Prep 20 mins
Cook 15 mins
I love the taste of curry leaves and I love rice. So I combined those two things and came up with this recipe. This rice dish tastes better the longer it sits. Ghee can be substituted for the olive oil. Curry leaves can be found at your Indian grocer. This recipe uses small-medium sized curry leaves. If your leaves are large, adjust accordingly.
- 3 cups basmati rice, cooked
- 3 tablespoons virgin olive oil
- 30 curry leaves, finely minced (small to med)
- 2 garlic cloves, chopped fine
- 1⁄4 cup onion, minced
- 1⁄4-1⁄2 teaspoon garam masala
- 2 teaspoons plain breadcrumbs
- 1 teaspoon sea salt
- 1⁄4 teaspoon black pepper
- 3 whole curry leaves, for garnish
- Heat olive oil in a large sautee pan.
- When hot, add the finely chopped curry leaves, onion, and garlic.
- Sautee over low heat until the fragrance whafts-up and the onions are tender, about 5 minutes.
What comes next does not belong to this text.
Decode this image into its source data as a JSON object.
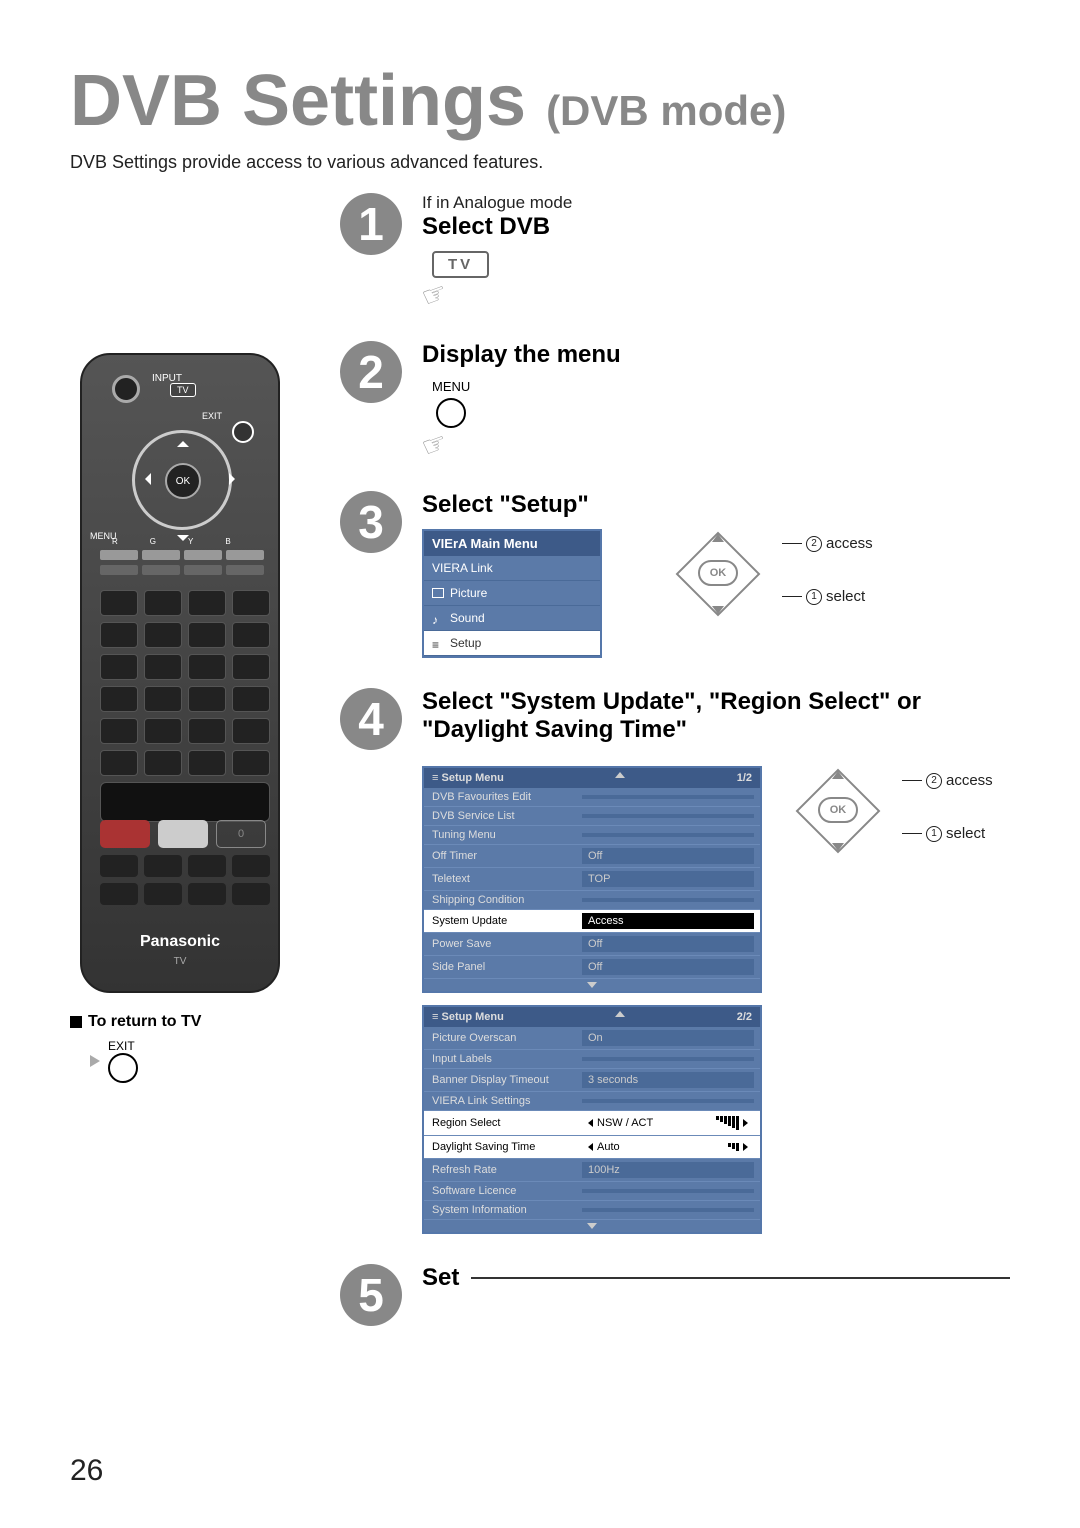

Watch that the leaves don't burn.
- Add garam masala and cook for one minute.
- Add the bread crumbs and stir for a minute.
- Add the cooked rice and with a spatula, turn over until thoroughly coated, being careful not to mash the rice.
- Add salt and pepper to taste and combine carefully.
- Garnish with the whole curry leaves.
Very nice dish. Loved it.
Ohhhhhhhhhhhhhhhh M'gawd. I was so pleasantly surprised by this dish that I couldn't shuddup about it. Oh sure, I managed large forkfuls between utterings, but honestly, this rice turned out to be one of my favorites of all time, just behind Chinese fried rice (and that's a tough one to beat.) Still, curry leaf rice is going straight into my Encore cookbook where I save the best of the best. This was my first curry leaf experience, by the way, and I'm happy to report it is the beginning of a long and loving relationship. I served it with Indian Chicken in White Gravy (Safed Murgh - Curry) and a salad with Curry Vinaigrette. Just devine! Thank you, Kathy, for a lovely recipe. *** ETA: The last time I made this was with brown jasmine rice (Trader Joe's) and it was STUNNING. I can't believe I actually loved it just as much as when using not-quite-as-healthy white rice! My husband is also a huge fan of this dish. LOVE it!
This was a delightful rice recipe and one I am sure to return to. For dietary reasons, I did cut back on the salt and oil substantially without a problem. Used the full 1/2 tsp garam masala and like another reviewer omitted the bread crumbs. Thank you Kathy228 for sharing the recipe.